Отвергая клонящие в сон причинно-следственные связи нарциссизма Разума, как и великие противопоставления схоластической традиции (буква против духа, внутреннее против внешнего, основание против инструмента), наш метод интегрируется в современное движение антропологии наук, которая склонна согласовывать наше пользование логикой языка с нашей интеллектуальной и материальной оснасткой (когда каждый термин продолжает другой). То, что способствует объективации разума — в социоинструментальном оркестре институционализованного поля знания, — располагает разум
как бы за пределами рассуждающего субъекта. Такая экстравертность, или взаимовложение «разум/сеть», оскорбляет наши наилучшие привычки. Обобщенно говоря, нам следует преодолеть значительное запаздывание слов по сравнению с вещами. Инстинктивно мы продолжаем принимать техносферу XXI в. в интеллектуальные формы и категории, придуманные в Греции в VI в. до н. э., наиболее устойчивыми из которых остаются для нас следующие пары статусных оппозиций — логос/технэ, природа/артефакт, содержимое/ содержащее, внутреннее/внешнее, субъект/объект и т. д. — машинально управляющие умами, но как раз этим категориям мы обязаны известным интеллектуальным удобством. Здесь стоит отдельно рассмотреть Гегеля, уникальный случай абсолютного идеалиста, великолепно разорвавшего узы собственной традиции. Так, гегелевская «Эстетика» зиждется на типологии отношений выразительности между материальным и духовным (от архитектуры до музыки), а его «Логика» — на существенном тождестве внутреннего с внешним. Если отвлечься от этого восхитительного исключения, то западная мысль осведомлена об эллинской иерархии, и как раз с таким наследственным дуализмом, весьма заметным в определенном философском бессознательном, медиолог должен порвать, чтобы без робости и запоздания подходить к феномену культуры.«Техника: одно из тех многочисленных слов, история которых не написана. История техник: одна из тех многочисленных дисциплин, каковые необходимо создать полностью...» — сетовал Люсьен Февр перед войной[261]

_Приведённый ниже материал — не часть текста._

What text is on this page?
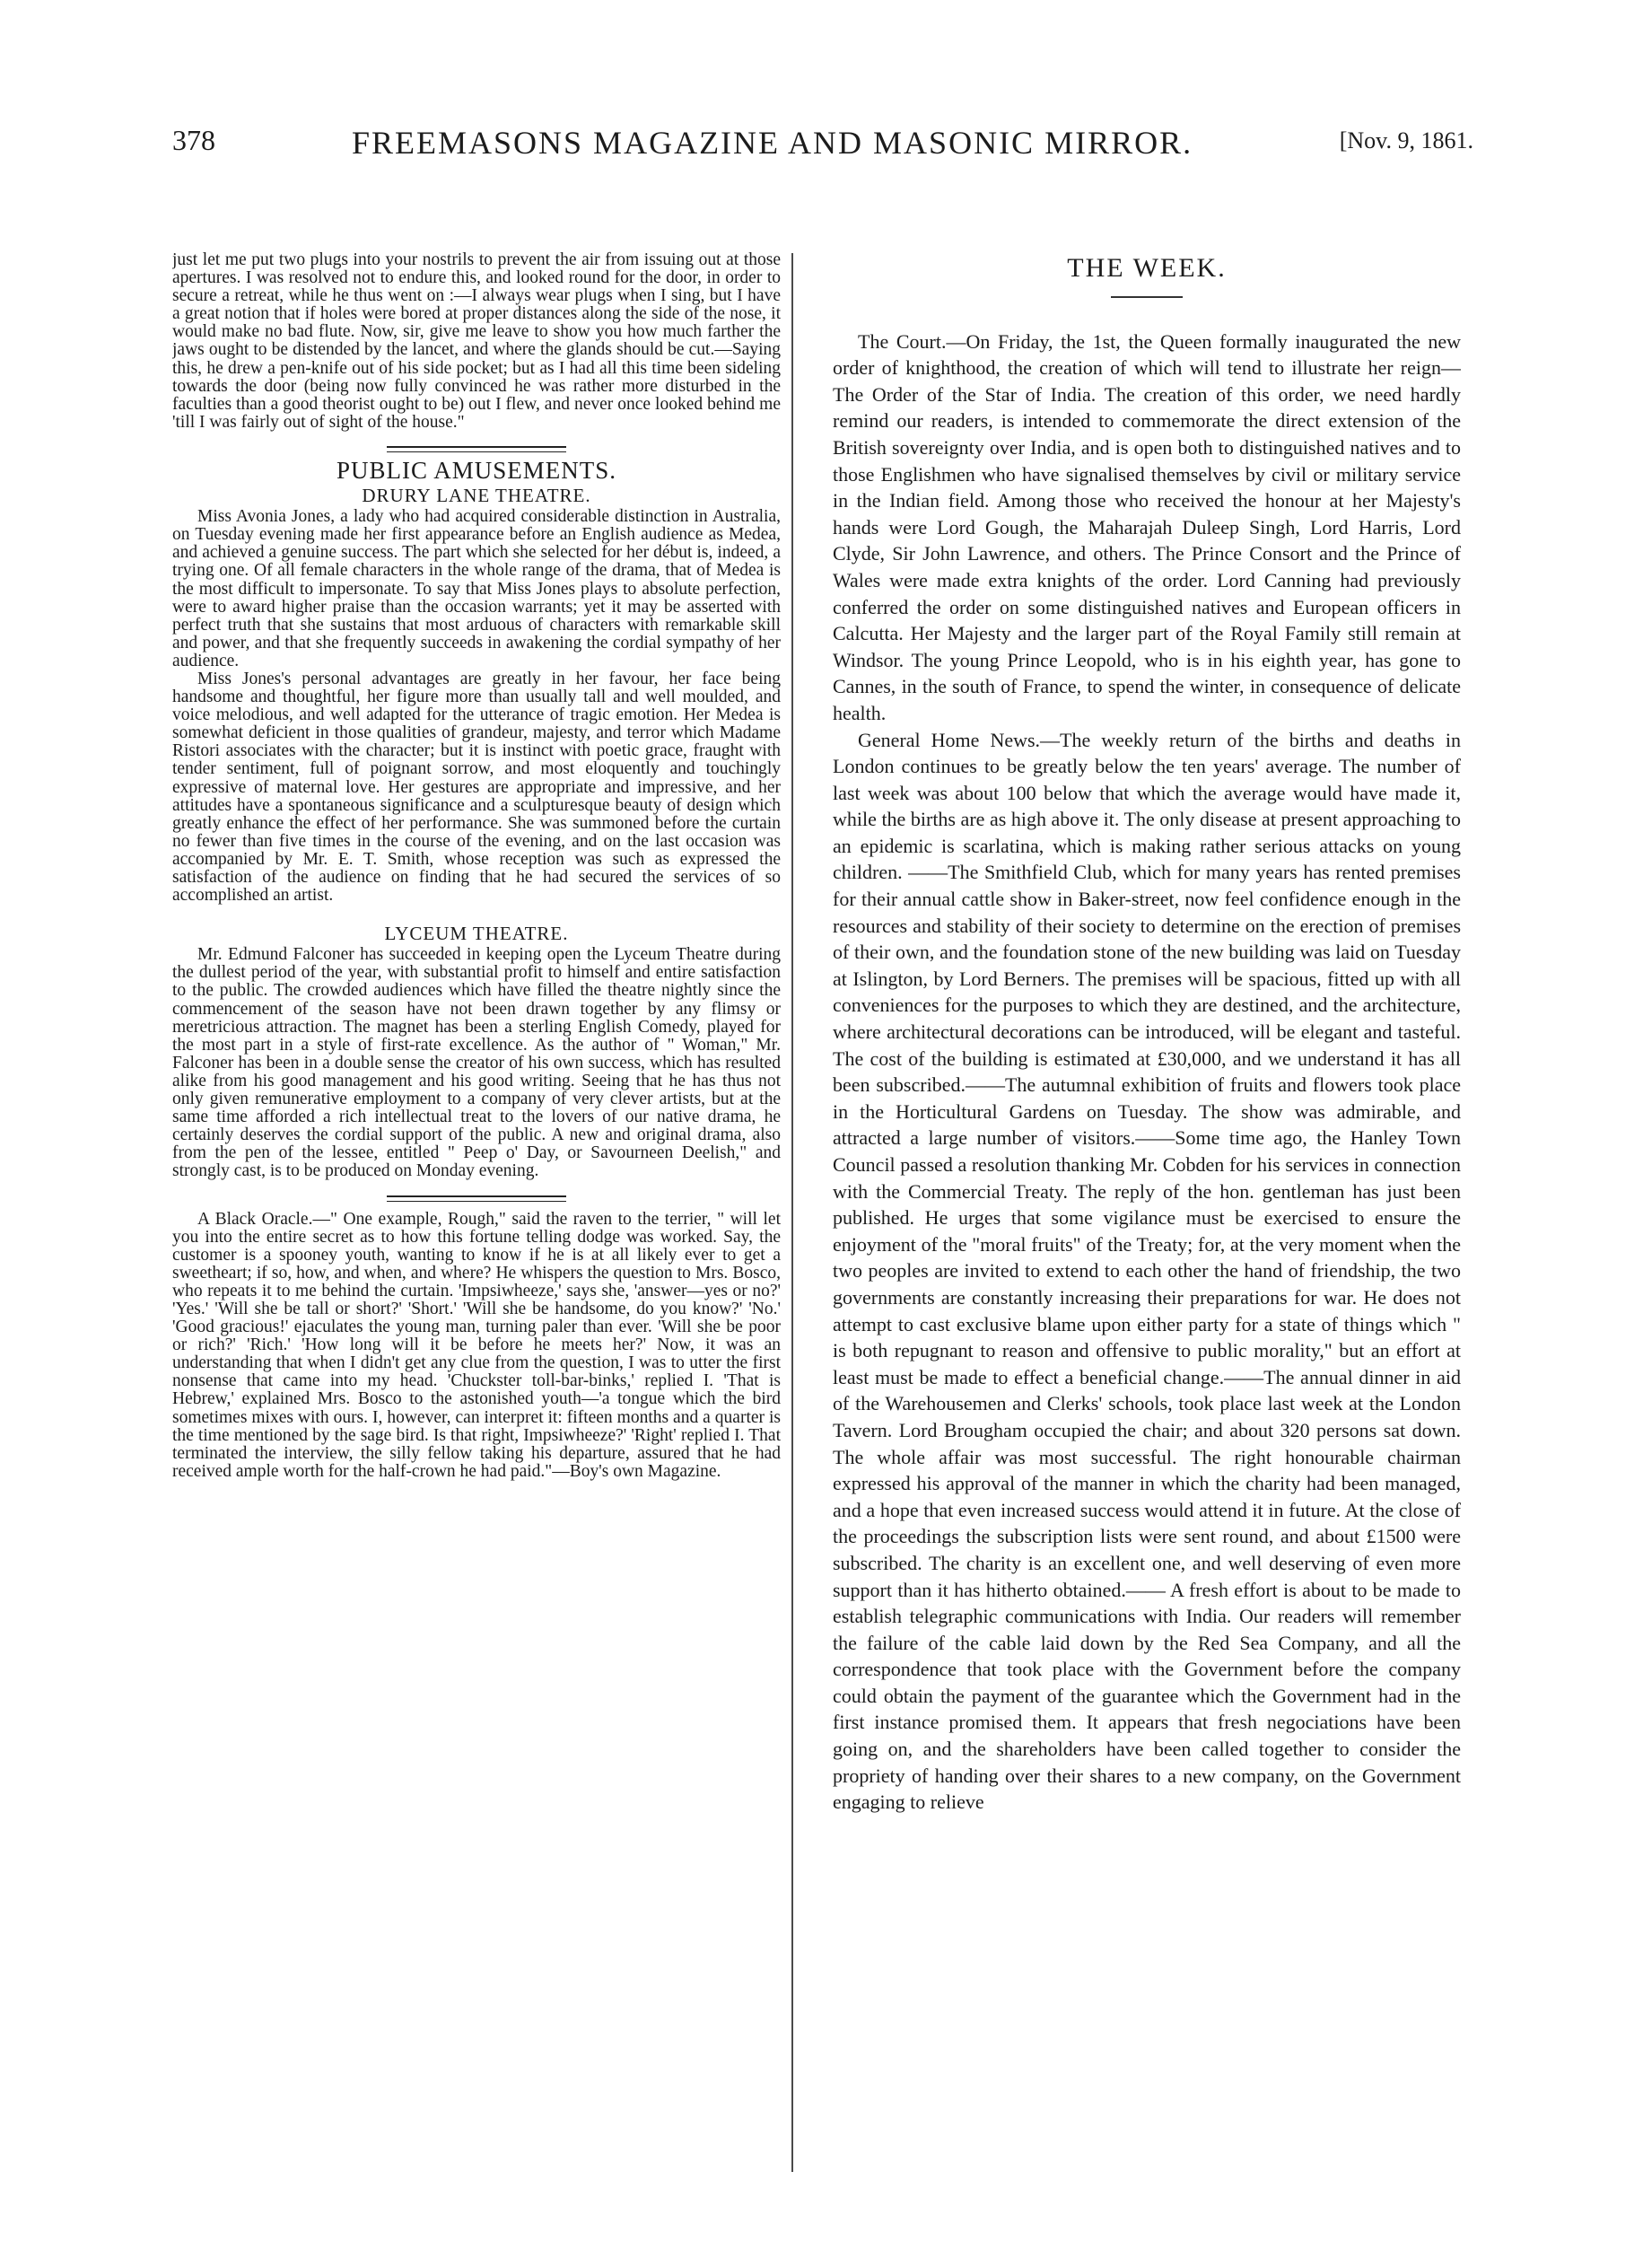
378	FREEMASONS MAGAZINE AND MASONIC MIRROR.	[Nov. 9, 1861.

just let me put two plugs into your nostrils to prevent the air from issuing out at those apertures. I was resolved not to endure this, and looked round for the door, in order to secure a retreat, while he thus went on :—I always wear plugs when I sing, but I have a great notion that if holes were bored at proper distances along the side of the nose, it would make no bad flute. Now, sir, give me leave to show you how much farther the jaws ought to be distended by the lancet, and where the glands should be cut.—Saying this, he drew a pen-knife out of his side pocket; but as I had all this time been sideling towards the door (being now fully convinced he was rather more disturbed in the faculties than a good theorist ought to be) out I flew, and never once looked behind me 'till I was fairly out of sight of the house."

PUBLIC AMUSEMENTS.
DRURY LANE THEATRE.

Miss Avonia Jones, a lady who had acquired considerable distinction in Australia, on Tuesday evening made her first appearance before an English audience as Medea, and achieved a genuine success. The part which she selected for her début is, indeed, a trying one. Of all female characters in the whole range of the drama, that of Medea is the most difficult to impersonate. To say that Miss Jones plays to absolute perfection, were to award higher praise than the occasion warrants; yet it may be asserted with perfect truth that she sustains that most arduous of characters with remarkable skill and power, and that she frequently succeeds in awakening the cordial sympathy of her audience.

Miss Jones's personal advantages are greatly in her favour, her face being handsome and thoughtful, her figure more than usually tall and well moulded, and voice melodious, and well adapted for the utterance of tragic emotion. Her Medea is somewhat deficient in those qualities of grandeur, majesty, and terror which Madame Ristori associates with the character; but it is instinct with poetic grace, fraught with tender sentiment, full of poignant sorrow, and most eloquently and touchingly expressive of maternal love. Her gestures are appropriate and impressive, and her attitudes have a spontaneous significance and a sculpturesque beauty of design which greatly enhance the effect of her performance. She was summoned before the curtain no fewer than five times in the course of the evening, and on the last occasion was accompanied by Mr. E. T. Smith, whose reception was such as expressed the satisfaction of the audience on finding that he had secured the services of so accomplished an artist.

LYCEUM THEATRE.

Mr. Edmund Falconer has succeeded in keeping open the Lyceum Theatre during the dullest period of the year, with substantial profit to himself and entire satisfaction to the public. The crowded audiences which have filled the theatre nightly since the commencement of the season have not been drawn together by any flimsy or meretricious attraction. The magnet has been a sterling English Comedy, played for the most part in a style of first-rate excellence. As the author of " Woman," Mr. Falconer has been in a double sense the creator of his own success, which has resulted alike from his good management and his good writing. Seeing that he has thus not only given remunerative employment to a company of very clever artists, but at the same time afforded a rich intellectual treat to the lovers of our native drama, he certainly deserves the cordial support of the public. A new and original drama, also from the pen of the lessee, entitled " Peep o' Day, or Savourneen Deelish," and strongly cast, is to be produced on Monday evening.

A Black Oracle.—" One example, Rough," said the raven to the terrier, " will let you into the entire secret as to how this fortune telling dodge was worked. Say, the customer is a spooney youth, wanting to know if he is at all likely ever to get a sweetheart; if so, how, and when, and where? He whispers the question to Mrs. Bosco, who repeats it to me behind the curtain. 'Impsiwheeze,' says she, 'answer—yes or no?' 'Yes.' 'Will she be tall or short?' 'Short.' 'Will she be handsome, do you know?' 'No.' 'Good gracious!' ejaculates the young man, turning paler than ever. 'Will she be poor or rich?' 'Rich.' 'How long will it be before he meets her?' Now, it was an understanding that when I didn't get any clue from the question, I was to utter the first nonsense that came into my head. 'Chuckster toll-bar-binks,' replied I. 'That is Hebrew,' explained Mrs. Bosco to the astonished youth—'a tongue which the bird sometimes mixes with ours. I, however, can interpret it: fifteen months and a quarter is the time mentioned by the sage bird. Is that right, Impsiwheeze?' 'Right' replied I. That terminated the interview, the silly fellow taking his departure, assured that he had received ample worth for the half-crown he had paid."—Boy's own Magazine.

THE WEEK.

The Court.—On Friday, the 1st, the Queen formally inaugurated the new order of knighthood, the creation of which will tend to illustrate her reign—The Order of the Star of India. The creation of this order, we need hardly remind our readers, is intended to commemorate the direct extension of the British sovereignty over India, and is open both to distinguished natives and to those Englishmen who have signalised themselves by civil or military service in the Indian field. Among those who received the honour at her Majesty's hands were Lord Gough, the Maharajah Duleep Singh, Lord Harris, Lord Clyde, Sir John Lawrence, and others. The Prince Consort and the Prince of Wales were made extra knights of the order. Lord Canning had previously conferred the order on some distinguished natives and European officers in Calcutta. Her Majesty and the larger part of the Royal Family still remain at Windsor. The young Prince Leopold, who is in his eighth year, has gone to Cannes, in the south of France, to spend the winter, in consequence of delicate health.

General Home News.—The weekly return of the births and deaths in London continues to be greatly below the ten years' average. The number of last week was about 100 below that which the average would have made it, while the births are as high above it. The only disease at present approaching to an epidemic is scarlatina, which is making rather serious attacks on young children. ——The Smithfield Club, which for many years has rented premises for their annual cattle show in Baker-street, now feel confidence enough in the resources and stability of their society to determine on the erection of premises of their own, and the foundation stone of the new building was laid on Tuesday at Islington, by Lord Berners. The premises will be spacious, fitted up with all conveniences for the purposes to which they are destined, and the architecture, where architectural decorations can be introduced, will be elegant and tasteful. The cost of the building is estimated at £30,000, and we understand it has all been subscribed.——The autumnal exhibition of fruits and flowers took place in the Horticultural Gardens on Tuesday. The show was admirable, and attracted a large number of visitors.——Some time ago, the Hanley Town Council passed a resolution thanking Mr. Cobden for his services in connection with the Commercial Treaty. The reply of the hon. gentleman has just been published. He urges that some vigilance must be exercised to ensure the enjoyment of the "moral fruits" of the Treaty; for, at the very moment when the two peoples are invited to extend to each other the hand of friendship, the two governments are constantly increasing their preparations for war. He does not attempt to cast exclusive blame upon either party for a state of things which " is both repugnant to reason and offensive to public morality," but an effort at least must be made to effect a beneficial change.——The annual dinner in aid of the Warehousemen and Clerks' schools, took place last week at the London Tavern. Lord Brougham occupied the chair; and about 320 persons sat down. The whole affair was most successful. The right honourable chairman expressed his approval of the manner in which the charity had been managed, and a hope that even increased success would attend it in future. At the close of the proceedings the subscription lists were sent round, and about £1500 were subscribed. The charity is an excellent one, and well deserving of even more support than it has hitherto obtained.—— A fresh effort is about to be made to establish telegraphic communications with India. Our readers will remember the failure of the cable laid down by the Red Sea Company, and all the correspondence that took place with the Government before the company could obtain the payment of the guarantee which the Government had in the first instance promised them. It appears that fresh negociations have been going on, and the shareholders have been called together to consider the propriety of handing over their shares to a new company, on the Government engaging to relieve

. Кто не мог бы сказать, что философ пользуется такой дисциплиной, для которой техника с самого начала была «проклятой долей»[262], вытесняемой, а то и исторгаемой? А историк обществ весьма нехотя говорит о хомуте, руле, часах, водяной мельнице — и тем более историк идей — о тростниковом пере, древесной массе и лучах Герца. Истоки обязывают. Причины греческого презрения или безразличия к технике прослежены уже достаточно[263]. Или же, точнее говоря, постольку, поскольку солнечный циферблат, клепсидра и Архимедов винт являются изобретениями классической Греции, речь идет об отказе греческой мысли от унижения собственной культуры машинами: о сакрализации Природы, которая рассматривает артефакты как в каком-то смысле святотатство (это табу отчасти снято иудео-христианским миром, для какового природа — уже не творческое начало, но сейма создана Богом); отсюда проистекает предпочтение по отношению к неизменному по сравнению с факторами изменения; вездесущность рабской рабочей силы, которой достаются орудия труда, оставляла свободным людям привилегию схоле, обучения как досуга, и словесного искусства; недоверие к внешнему (двигатель человека инкорпорирован в него, но двигатель машины ей не принадлежит). Для Платона (у которого не было снисходительности Аристотеля к земным вещам) тело целиком относится к низу, оно — цепи и чернота, погибель и могила. Платоническая аскеза обязывает душу «прогуливаться самой по себе, будучи полностью отделенной от тела, как если бы она была узами для тела» («Федон»). В этой схеме материя, по существу, является злом. А душа — наш единственный шанс избежать зла. Здесь в нашем бессознательном и мифологическое препятствие № 1, и подлинная линия разделения догматов. Философы, верующие в бессмертие души, могут сколько угодно презирать технику — каковая, как недавно разъяснил Бернар Стиглер, в конечном счете представляет собой способ, с помощью которого мы избавляемся от пут времени — прошедшего и будущего, отзвуков и предвосхищения[264]. Всякий спиритуализм есть в лучшем случае безразличие к технике, а то и технический пессимизм (Эллюль). Зато у тех, кто не прибегает к помощи эсхатологии, нет другого способа попытаться выжить, кроме объективации. Сегодня множество материалистов-технофобов и те, кто никогда не читал речей Диотимы (души пьют воды Леты перед тем, как вернуться на землю), разделяют теорию припоминания Платона, не ведая об этом. На свой лад подобные атеисты всегда верят в божественность души.